Sick or ill, or both? Using a corpus for investigating meaning

Author: Dr. Tess Slavíčková

Position: Communication and Mass Media Faculty

I am fairly sure that all of us at UNYP consider ourselves learners of at least one foreign language.

In that case we are no doubt all familiar with the problem of not just learning new words, but learning how to use them properly. I remember as a Czech learner being horrified when I heard a friend had “angína” (“angina” in English is a serious heart condition, not a sore throat). When confronted with new words, we can ask a teacher or look for a definition in the dictionary, but still not be entirely sure about when and how they should be used.  Meanwhile, English native speakers who have spent time around Czechs have probably lost count of the times we have heard the Czenglish  “I enjoy going to the nature”.

Often dictionaries provide us with more than one definition for a single word (sometimes dozens), but they are not always so helpful with how to pick the right one.  Furthermore, as in the case of going to “the nature”, how can we figure out that this form does not typically appear in English?

A linguistic corpus (plural: corpora) is basically a large computerized database of naturally occurring language. A general corpus typically comprises transcribed texts taken from a wide range of sources, including newspaper articles, technical journals, novels, letters, speeches and spoken conversations.   A corpus is a valuable resource because it shows us language as it is really used. There are many corpora of major languages, e.g. British and American English, and many modern dictionaries are based on corpus data, so definitions appear in order of frequency of use. There is also, for example, a corpus of (written only, obviously) medieval English, and there are excellent corpora of Czech ( Some can be accessed online for free.  And there is also the option to build your own corpus, and use a tool such as AntConc ( to analyse it.

We can use a corpus in a simple way to search for things like word frequencies, or we might want to see how a word is typically used in real contexts, or we might want to look at how meanings change over time.

For example, we might want to know something about the (apparently) synonymic words “ill”, “poorly” and “sick”. We might want to know overall which of the three is most frequently used. Actually, the British English 2006 corpus shows that overall “ill” and “sick” occur with almost the same frequency (about 35 times per million words), whereas “poorly” is much less frequent at 14. And in fact the word “poorly” is far more frequently used with a different meaning - not as an adjective meaning ill but as an adverb of “poor” as in “the company performed poorly last year”.  We might want to compare use in American and British English (“sick” is more common than “ill” in American English), whether one form is used more frequently in written or spoken English, or whether one of them is now declining in use (“poorly”). With “sick” and “ill” we would need to explore at a deeper level if we wanted to check whether their meanings are 100% interchangeable. We could explore how these words occur near other words (collocation). For example we have the common colloquial expression “sick and tired”, as in “I’m sick and tired of your behavior”. But if someone said “I’m ill and tired of your behavior”, they would sound distinctly odd.
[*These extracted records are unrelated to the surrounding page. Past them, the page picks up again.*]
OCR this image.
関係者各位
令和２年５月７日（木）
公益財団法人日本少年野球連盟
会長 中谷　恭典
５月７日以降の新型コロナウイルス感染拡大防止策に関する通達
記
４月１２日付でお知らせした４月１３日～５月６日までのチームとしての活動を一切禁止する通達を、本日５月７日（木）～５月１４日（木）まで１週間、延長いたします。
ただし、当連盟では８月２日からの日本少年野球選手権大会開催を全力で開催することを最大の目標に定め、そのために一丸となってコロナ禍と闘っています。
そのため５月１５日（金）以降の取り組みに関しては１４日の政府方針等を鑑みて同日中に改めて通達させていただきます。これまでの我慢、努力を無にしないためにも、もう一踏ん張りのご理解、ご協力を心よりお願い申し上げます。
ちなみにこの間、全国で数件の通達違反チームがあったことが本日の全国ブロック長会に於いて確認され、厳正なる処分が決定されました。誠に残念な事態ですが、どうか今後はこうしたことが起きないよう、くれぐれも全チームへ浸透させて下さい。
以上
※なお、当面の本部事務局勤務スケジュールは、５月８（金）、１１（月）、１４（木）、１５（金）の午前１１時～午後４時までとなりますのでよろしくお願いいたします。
We can also use historical corpora to show how meaning changes over time, for example by comparing corpora collected in two distinct time periods. For instance, we might want to study the interesting history of the word “gay” and its transformation in meaning from “happy”, or “carefree” to “homosexual”. This transformation probably began to appear first in slang spoken by homosexuals before becoming the predominant meaning from about the 1970s. Unfortunately, most older corpora are comprised of written language only, so we can only imagine that (in some circles at least) this word was being used in conversation perhaps as early as the 1930s, later being taken up by the media and so from the late 1970s beginning to appear with increasing frequency in corpus databases, in both written and spoken form.

Because a corpus can reveal a great deal about how language is used in real life contexts, it is a great resource not just for language learners and linguists, but it can also show us much about how language is a mirror of social change, and as such, could be of interest to researchers in any field.